Speaker Recognition/Separation

Starting from version v3.93, speaker recognition is supported. Four different models are available and can be adjusted in the menu: Tools -> Advanced Options -> Speech Recognition Parameters section.

Note: Due to the limitations of current model performance, speaker recognition is not highly accurate.

Check the Speaker Recognition checkbox in the software interface to enable it.

The number following this checkbox determines the number of speakers to identify. By default, it is unlimited. If you know the number of speakers, it is recommended to select a specific number (2-10) to improve recognition accuracy.
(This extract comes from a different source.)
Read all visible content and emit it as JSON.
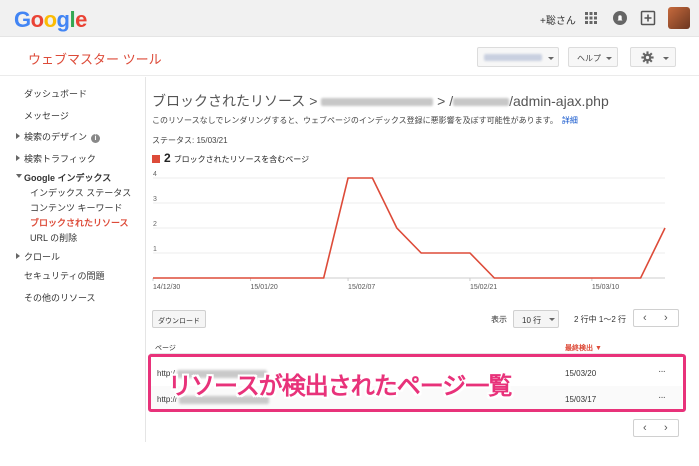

1. Default Chinese/English Speaker Separation Model

This model is built-in and ready to use out of the box, requiring no special configuration. The Chinese model is models/onnx/3dspeaker_speech_eres2net_large_sv_zh-cn_3dspeaker_16k.onnx. The English model is models/onnx/nemo_en_titanet_small.onnx.

2. Using the pyannote Speaker Diarization Model speaker-diarization-3.1

Note: This is a private model. You must visit the official model repository, fill in the information, and agree to the terms to use it legally.

  1. Ensure you can access the website https://huggingface.co/pyannote/speaker-diarization-3.1 (this site is blocked in some regions) and have an account. If not, please register for free and log in.

  2. Log in and open this URL: https://huggingface.co/pyannote/speaker-diarization-3.1. Fill in the relevant information as shown in the image, then click Agree and access repository.

  1. Then visit this URL: https://huggingface.co/settings/tokens/new?tokenType=read Enter any English name, click Create token, as shown below.

In the pop-up token interface, copy this token string, as shown below.

  1. Open the pyVideoTrans software, click the menu: Tools -> Advanced Options -> find the Speaker Separation option. In the dropdown menu, select pyannote, and paste the token you just copied into the Huggingface token field, as shown below.

Click Save, and it's ready to use.

3. Using the reverb Speaker Model

This model is a variant of pyannote, with similar usage and requirements. For details, see https://huggingface.co/Revai/reverb-diarization-v1.

4. Using Alibaba's CAM++ Speaker Recognition Model

It will be downloaded online upon first use and supports both Chinese and English speech.